JUBA – Political instability in South Sudan is likely to affect neighboring Sudan from which it seceded in July 2011, said Nicholas Haysom, the head of the United Nations Mission in South Sudan (UNMISS) on Wednesday.
He made the remarks during a press conference in the UNMISS compound in Juba after he visited the Unity State capital, Bentiu to assess the current flood situation.
“It is an important issue that has been in our minds. South Sudan and Sudan are linked in many ways including through their history. But they have been particularly linked in support of each other’s peace agreement and that support has extended to providing facilitation. And we know that, until Prime Minister Hamdok was detained, he was playing a role in helping resolve some of the Chapter Two issues but that stopped when he was detained,” explained Haysom.

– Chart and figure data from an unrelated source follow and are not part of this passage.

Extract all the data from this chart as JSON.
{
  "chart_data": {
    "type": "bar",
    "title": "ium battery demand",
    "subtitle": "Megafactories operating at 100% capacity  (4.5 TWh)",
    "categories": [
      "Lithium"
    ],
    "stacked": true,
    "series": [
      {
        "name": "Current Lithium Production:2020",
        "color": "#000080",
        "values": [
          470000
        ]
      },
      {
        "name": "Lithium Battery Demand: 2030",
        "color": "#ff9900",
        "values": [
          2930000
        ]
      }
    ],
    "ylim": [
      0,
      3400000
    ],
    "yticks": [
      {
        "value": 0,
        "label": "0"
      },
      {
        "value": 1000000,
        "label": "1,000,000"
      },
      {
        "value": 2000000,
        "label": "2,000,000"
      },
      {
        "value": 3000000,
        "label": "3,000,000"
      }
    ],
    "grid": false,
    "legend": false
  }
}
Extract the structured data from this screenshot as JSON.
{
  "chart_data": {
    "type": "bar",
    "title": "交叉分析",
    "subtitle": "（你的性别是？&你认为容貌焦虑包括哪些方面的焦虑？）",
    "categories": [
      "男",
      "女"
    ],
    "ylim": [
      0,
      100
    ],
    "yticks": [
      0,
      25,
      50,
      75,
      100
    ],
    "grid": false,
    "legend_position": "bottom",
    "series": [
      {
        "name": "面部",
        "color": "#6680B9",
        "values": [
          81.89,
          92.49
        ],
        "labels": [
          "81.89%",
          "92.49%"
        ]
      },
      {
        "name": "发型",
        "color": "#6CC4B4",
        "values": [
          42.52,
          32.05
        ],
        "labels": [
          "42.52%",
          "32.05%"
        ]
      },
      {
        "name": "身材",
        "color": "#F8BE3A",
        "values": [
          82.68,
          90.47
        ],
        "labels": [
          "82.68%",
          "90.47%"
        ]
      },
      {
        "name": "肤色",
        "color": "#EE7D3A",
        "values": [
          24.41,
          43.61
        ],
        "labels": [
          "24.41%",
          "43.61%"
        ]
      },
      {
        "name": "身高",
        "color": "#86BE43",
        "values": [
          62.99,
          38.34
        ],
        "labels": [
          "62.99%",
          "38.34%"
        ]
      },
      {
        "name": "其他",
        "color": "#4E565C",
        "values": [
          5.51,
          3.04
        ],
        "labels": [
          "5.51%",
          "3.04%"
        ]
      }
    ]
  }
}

The top UN official explained that the two countries are not only linked by history but also peace agreements which they mediated and provided leadership roles.
He said the detention of Sudan’s Prime Minister, Abdullah Hamdok by the military in October greatly undermined his role as the civilian leader of the country.
“We are anxious that the absence of support from Sudan might slow down the implementation of the peace agreement. But that could just be one aspect in which the developments in Sudan could affect South Sudan. There is also the oil from Port Sudan which could be affected if the developments turned again in Sudan,” said Haysom.
According to the UN chief, UNMISS will continue supporting the relationship between Sudan and South Sudan to implement their respective peace agreements, like the Juba Peace Agreement and Khartoum Peace Agreement.
“For stability reasons, we would want to see the Sudanese reach an agreement that would allow them to continue their march towards democracy and prosperity without wanting to comment on what that might be,” he stressed.
Meanwhile, the Special Representative of the Secretary-General in South Sudan expressed concerns over the dire humanitarian situation in parts of Bentiu, Unity State due to flooding.
“I was yesterday in Bentiu witnessing firsthand the dramatic way in which the floods have affected hundreds of thousands of people’s lives. Yesterday as I travelled to Jonglei to see firsthand the impact of floods on communities as well as the work the UN family is doing to assist, I can only describe the situation as dire,” said Haysom.
He added, “Floodwaters are not receding and hundreds of thousands of people remain displaced and in desperate need of assistance.”
More than 800,000 people, the UN said, have been severely affected by the worst floods, particularly in South Sudan’s Jonglei, Unity and Upper Nile states.